The following information was obtained from the State of
Texas via email:
On February 7, 2014, the Agency [Texas Department of State Health Services] was notified by the licensee's Radiation Safety Officer (RSO) a source disconnect had occurred on February 6, 2014. The disconnect occurred while radiographers were working at a field location using a QSA model 880D exposure device with a 39 curie iridium-192 source.
The radiographers were working in a shooting bay and had been working for about five hours when the problem occurred. The RSO stated the radiographer had extended the source to the collimator and was attempting to retract the source when the source moved a few inches and then could not be moved in any direction. The radiographer contacted the RSO who directed them to secure the area and wait for his arrival.
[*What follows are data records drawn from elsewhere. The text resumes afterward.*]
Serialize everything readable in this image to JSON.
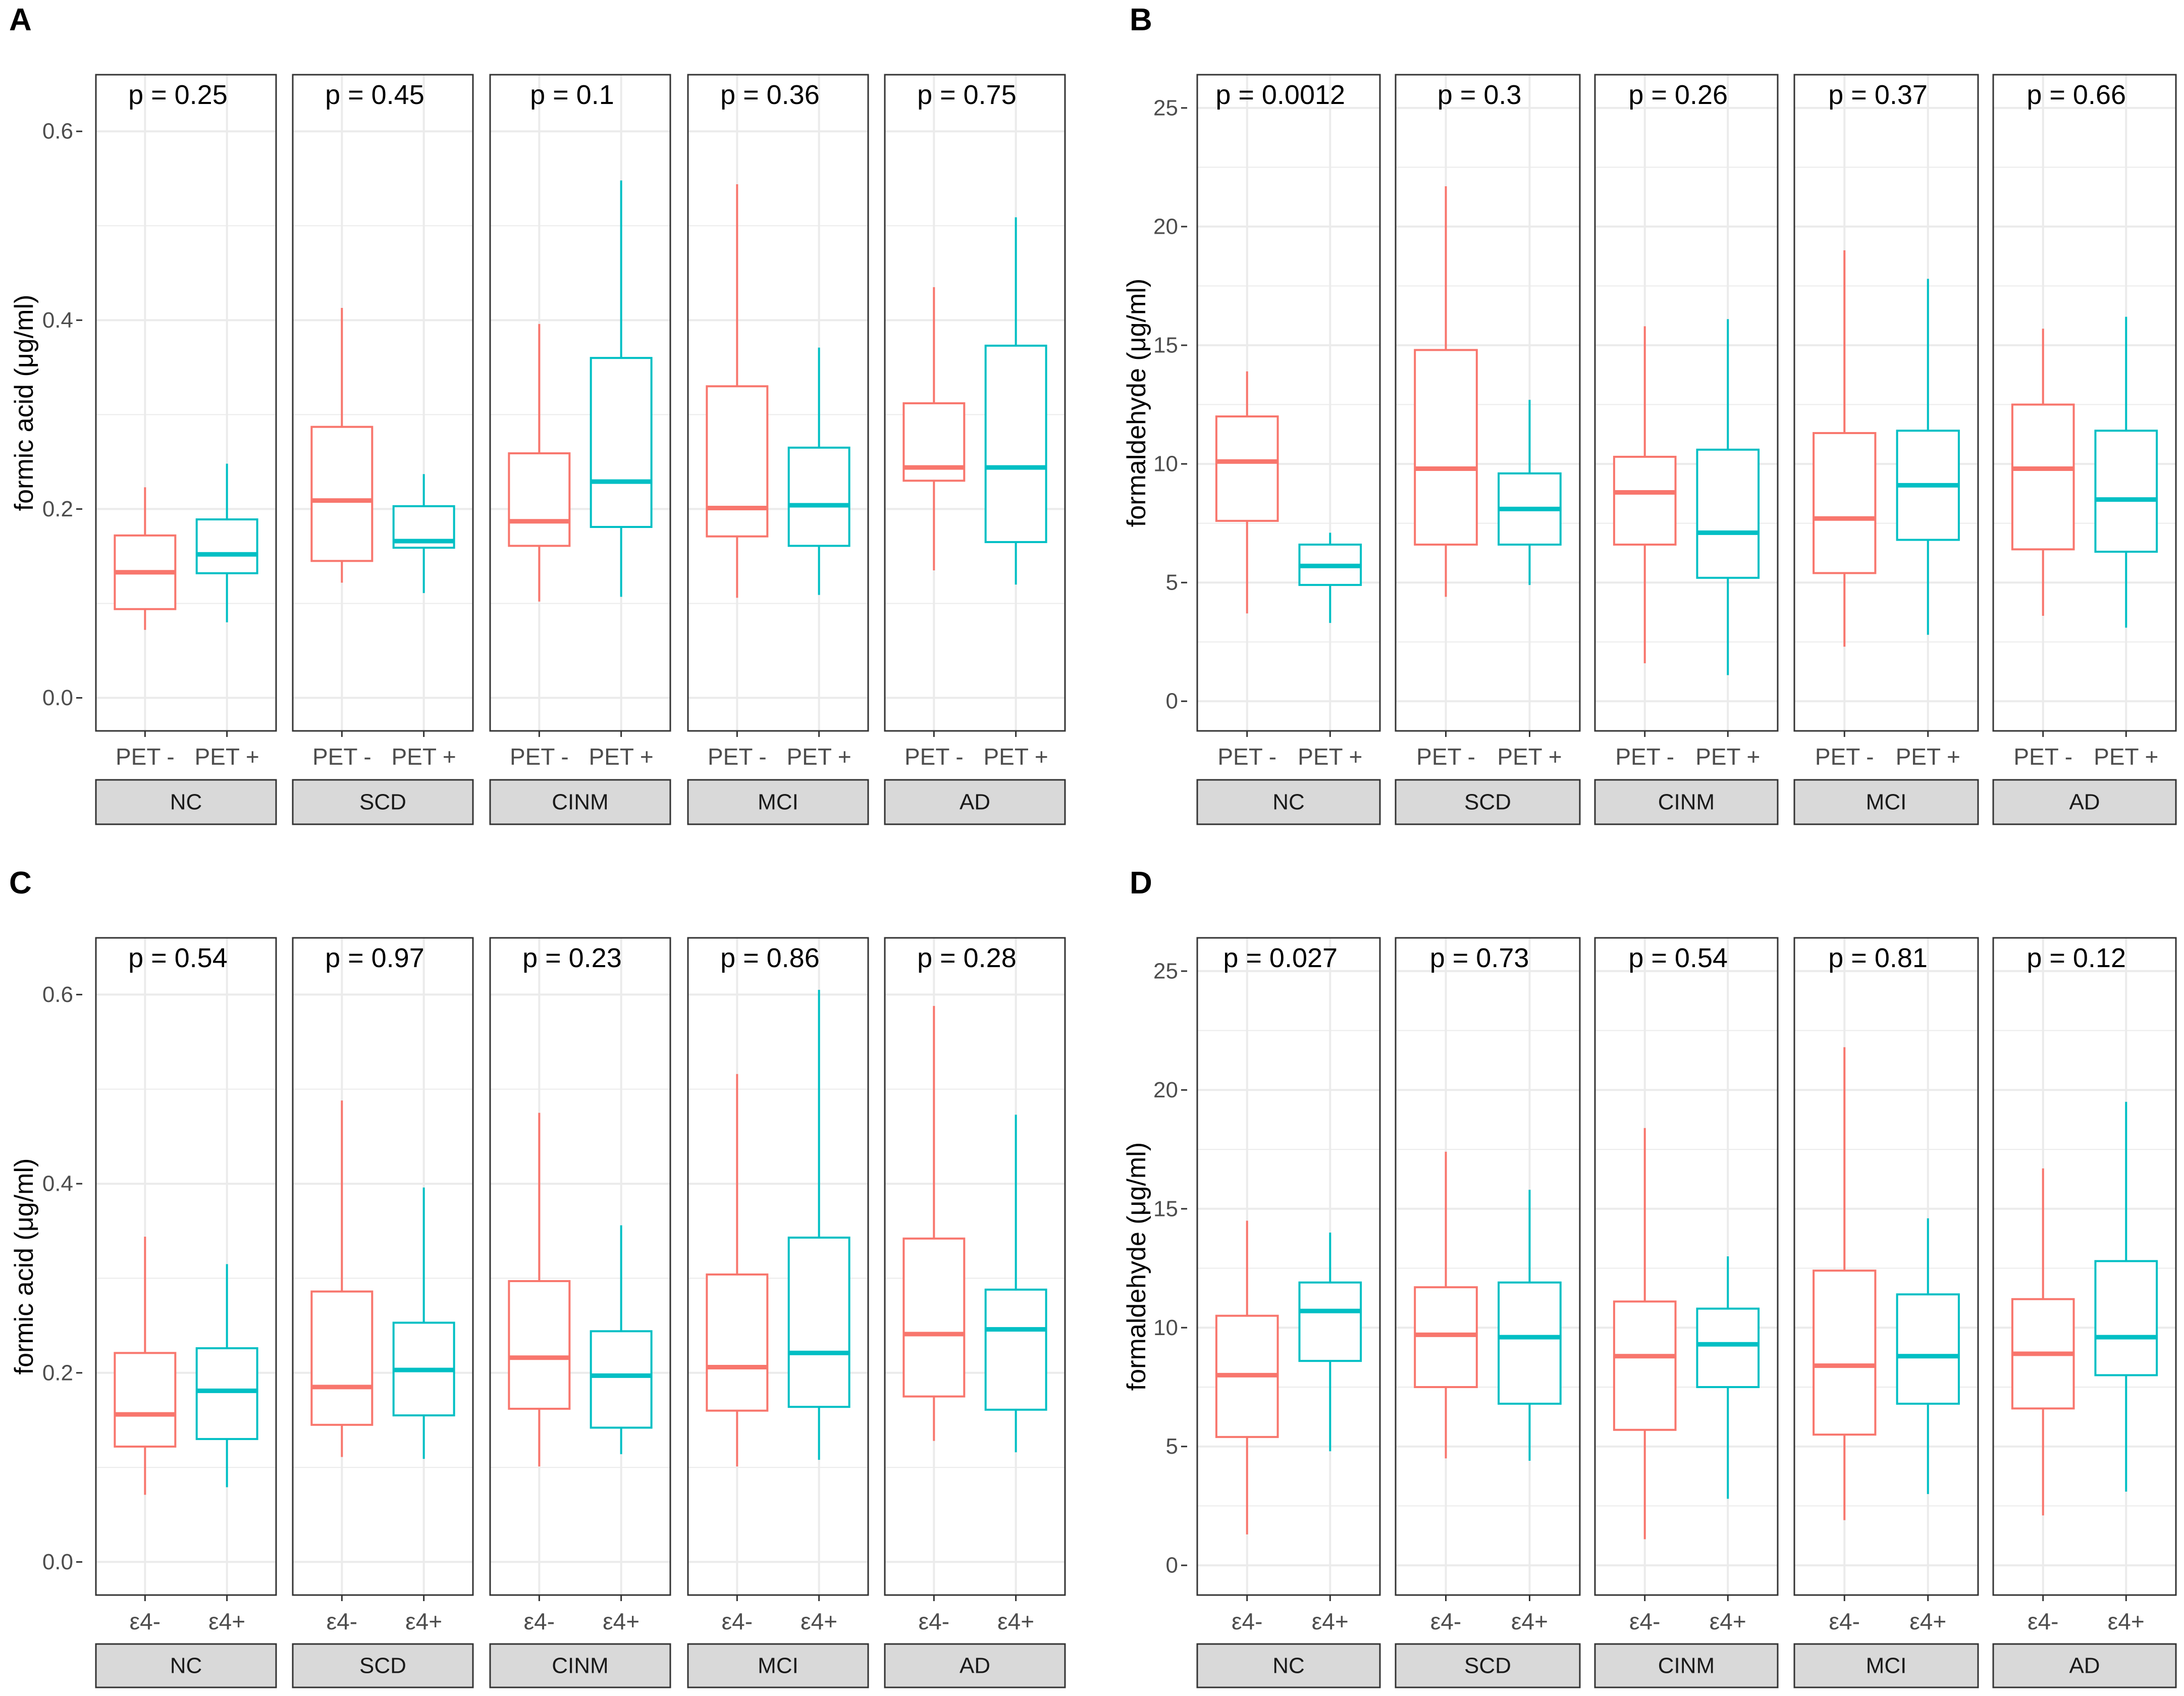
{
  "colors": {
    "group1": "#F8766D",
    "group2": "#00BFC4",
    "grid": "#EBEBEB",
    "frame": "#333333",
    "strip_fill": "#D9D9D9",
    "text": "#000000",
    "tick_text": "#4D4D4D"
  },
  "chart_data": [
    {
      "panel_label": "A",
      "type": "boxplot",
      "ylabel": "formic acid (μg/ml)",
      "ylim": [
        -0.035,
        0.66
      ],
      "yticks": [
        0.0,
        0.2,
        0.4,
        0.6
      ],
      "ytick_labels": [
        "0.0",
        "0.2",
        "0.4",
        "0.6"
      ],
      "group_labels": [
        "PET -",
        "PET +"
      ],
      "facets": [
        {
          "name": "NC",
          "p_label": "p = 0.25",
          "boxes": [
            {
              "min": 0.072,
              "q1": 0.094,
              "median": 0.133,
              "q3": 0.172,
              "max": 0.223
            },
            {
              "min": 0.08,
              "q1": 0.132,
              "median": 0.152,
              "q3": 0.189,
              "max": 0.248
            }
          ]
        },
        {
          "name": "SCD",
          "p_label": "p = 0.45",
          "boxes": [
            {
              "min": 0.122,
              "q1": 0.145,
              "median": 0.209,
              "q3": 0.287,
              "max": 0.413
            },
            {
              "min": 0.111,
              "q1": 0.159,
              "median": 0.166,
              "q3": 0.203,
              "max": 0.237
            }
          ]
        },
        {
          "name": "CINM",
          "p_label": "p = 0.1",
          "boxes": [
            {
              "min": 0.102,
              "q1": 0.161,
              "median": 0.187,
              "q3": 0.259,
              "max": 0.396
            },
            {
              "min": 0.107,
              "q1": 0.181,
              "median": 0.229,
              "q3": 0.36,
              "max": 0.548
            }
          ]
        },
        {
          "name": "MCI",
          "p_label": "p = 0.36",
          "boxes": [
            {
              "min": 0.106,
              "q1": 0.171,
              "median": 0.201,
              "q3": 0.33,
              "max": 0.544
            },
            {
              "min": 0.109,
              "q1": 0.161,
              "median": 0.204,
              "q3": 0.265,
              "max": 0.371
            }
          ]
        },
        {
          "name": "AD",
          "p_label": "p = 0.75",
          "boxes": [
            {
              "min": 0.135,
              "q1": 0.23,
              "median": 0.244,
              "q3": 0.312,
              "max": 0.435
            },
            {
              "min": 0.12,
              "q1": 0.165,
              "median": 0.244,
              "q3": 0.373,
              "max": 0.509
            }
          ]
        }
      ]
    },
    {
      "panel_label": "B",
      "type": "boxplot",
      "ylabel": "formaldehyde (μg/ml)",
      "ylim": [
        -1.25,
        26.4
      ],
      "yticks": [
        0,
        5,
        10,
        15,
        20,
        25
      ],
      "ytick_labels": [
        "0",
        "5",
        "10",
        "15",
        "20",
        "25"
      ],
      "group_labels": [
        "PET -",
        "PET +"
      ],
      "facets": [
        {
          "name": "NC",
          "p_label": "p = 0.0012",
          "boxes": [
            {
              "min": 3.7,
              "q1": 7.6,
              "median": 10.1,
              "q3": 12.0,
              "max": 13.9
            },
            {
              "min": 3.3,
              "q1": 4.9,
              "median": 5.7,
              "q3": 6.6,
              "max": 7.1
            }
          ]
        },
        {
          "name": "SCD",
          "p_label": "p = 0.3",
          "boxes": [
            {
              "min": 4.4,
              "q1": 6.6,
              "median": 9.8,
              "q3": 14.8,
              "max": 21.7
            },
            {
              "min": 4.9,
              "q1": 6.6,
              "median": 8.1,
              "q3": 9.6,
              "max": 12.7
            }
          ]
        },
        {
          "name": "CINM",
          "p_label": "p = 0.26",
          "boxes": [
            {
              "min": 1.6,
              "q1": 6.6,
              "median": 8.8,
              "q3": 10.3,
              "max": 15.8
            },
            {
              "min": 1.1,
              "q1": 5.2,
              "median": 7.1,
              "q3": 10.6,
              "max": 16.1
            }
          ]
        },
        {
          "name": "MCI",
          "p_label": "p = 0.37",
          "boxes": [
            {
              "min": 2.3,
              "q1": 5.4,
              "median": 7.7,
              "q3": 11.3,
              "max": 19.0
            },
            {
              "min": 2.8,
              "q1": 6.8,
              "median": 9.1,
              "q3": 11.4,
              "max": 17.8
            }
          ]
        },
        {
          "name": "AD",
          "p_label": "p = 0.66",
          "boxes": [
            {
              "min": 3.6,
              "q1": 6.4,
              "median": 9.8,
              "q3": 12.5,
              "max": 15.7
            },
            {
              "min": 3.1,
              "q1": 6.3,
              "median": 8.5,
              "q3": 11.4,
              "max": 16.2
            }
          ]
        }
      ]
    },
    {
      "panel_label": "C",
      "type": "boxplot",
      "ylabel": "formic acid (μg/ml)",
      "ylim": [
        -0.035,
        0.66
      ],
      "yticks": [
        0.0,
        0.2,
        0.4,
        0.6
      ],
      "ytick_labels": [
        "0.0",
        "0.2",
        "0.4",
        "0.6"
      ],
      "group_labels": [
        "ε4-",
        "ε4+"
      ],
      "facets": [
        {
          "name": "NC",
          "p_label": "p = 0.54",
          "boxes": [
            {
              "min": 0.071,
              "q1": 0.122,
              "median": 0.156,
              "q3": 0.221,
              "max": 0.344
            },
            {
              "min": 0.079,
              "q1": 0.13,
              "median": 0.181,
              "q3": 0.226,
              "max": 0.315
            }
          ]
        },
        {
          "name": "SCD",
          "p_label": "p = 0.97",
          "boxes": [
            {
              "min": 0.111,
              "q1": 0.145,
              "median": 0.185,
              "q3": 0.286,
              "max": 0.488
            },
            {
              "min": 0.109,
              "q1": 0.155,
              "median": 0.203,
              "q3": 0.253,
              "max": 0.396
            }
          ]
        },
        {
          "name": "CINM",
          "p_label": "p = 0.23",
          "boxes": [
            {
              "min": 0.101,
              "q1": 0.162,
              "median": 0.216,
              "q3": 0.297,
              "max": 0.475
            },
            {
              "min": 0.114,
              "q1": 0.142,
              "median": 0.197,
              "q3": 0.244,
              "max": 0.356
            }
          ]
        },
        {
          "name": "MCI",
          "p_label": "p = 0.86",
          "boxes": [
            {
              "min": 0.101,
              "q1": 0.16,
              "median": 0.206,
              "q3": 0.304,
              "max": 0.516
            },
            {
              "min": 0.108,
              "q1": 0.164,
              "median": 0.221,
              "q3": 0.343,
              "max": 0.605
            }
          ]
        },
        {
          "name": "AD",
          "p_label": "p = 0.28",
          "boxes": [
            {
              "min": 0.128,
              "q1": 0.175,
              "median": 0.241,
              "q3": 0.342,
              "max": 0.588
            },
            {
              "min": 0.116,
              "q1": 0.161,
              "median": 0.246,
              "q3": 0.288,
              "max": 0.473
            }
          ]
        }
      ]
    },
    {
      "panel_label": "D",
      "type": "boxplot",
      "ylabel": "formaldehyde (μg/ml)",
      "ylim": [
        -1.25,
        26.4
      ],
      "yticks": [
        0,
        5,
        10,
        15,
        20,
        25
      ],
      "ytick_labels": [
        "0",
        "5",
        "10",
        "15",
        "20",
        "25"
      ],
      "group_labels": [
        "ε4-",
        "ε4+"
      ],
      "facets": [
        {
          "name": "NC",
          "p_label": "p = 0.027",
          "boxes": [
            {
              "min": 1.3,
              "q1": 5.4,
              "median": 8.0,
              "q3": 10.5,
              "max": 14.5
            },
            {
              "min": 4.8,
              "q1": 8.6,
              "median": 10.7,
              "q3": 11.9,
              "max": 14.0
            }
          ]
        },
        {
          "name": "SCD",
          "p_label": "p = 0.73",
          "boxes": [
            {
              "min": 4.5,
              "q1": 7.5,
              "median": 9.7,
              "q3": 11.7,
              "max": 17.4
            },
            {
              "min": 4.4,
              "q1": 6.8,
              "median": 9.6,
              "q3": 11.9,
              "max": 15.8
            }
          ]
        },
        {
          "name": "CINM",
          "p_label": "p = 0.54",
          "boxes": [
            {
              "min": 1.1,
              "q1": 5.7,
              "median": 8.8,
              "q3": 11.1,
              "max": 18.4
            },
            {
              "min": 2.8,
              "q1": 7.5,
              "median": 9.3,
              "q3": 10.8,
              "max": 13.0
            }
          ]
        },
        {
          "name": "MCI",
          "p_label": "p = 0.81",
          "boxes": [
            {
              "min": 1.9,
              "q1": 5.5,
              "median": 8.4,
              "q3": 12.4,
              "max": 21.8
            },
            {
              "min": 3.0,
              "q1": 6.8,
              "median": 8.8,
              "q3": 11.4,
              "max": 14.6
            }
          ]
        },
        {
          "name": "AD",
          "p_label": "p = 0.12",
          "boxes": [
            {
              "min": 2.1,
              "q1": 6.6,
              "median": 8.9,
              "q3": 11.2,
              "max": 16.7
            },
            {
              "min": 3.1,
              "q1": 8.0,
              "median": 9.6,
              "q3": 12.8,
              "max": 19.5
            }
          ]
        }
      ]
    }
  ]
}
The RSO and an assistant arrived at the facility and attempted to retract the source, but could not. The RSO stated the guide tube had a sharp bend near the area of the collimator and believed that could have damaged the guide tube causing the hang-up. The RSO disconnected the guide tube from the exposure device and using a remote handling tool, slid the guide tube down the drive cable. When the end of the drive cable was exposed, the RSO noted the source was not attached. He then shook the source from the guide tube and onto the ground. The source was covered with bags of lead shot.
The RSO connected the source to the drive cable and was able to retract the source into the exposure device. The exposure device and drive cable connectors were tested using a go-no-go device and both passed. The highest exposure received from the source retrieval was 38 millirem. No overexposures occurred and no member of the general public was exposed due to this event. The RSO stated the guide tube would be returned to the manufacturer for inspection. Additional information will be provided as it is received in accordance with SA-300.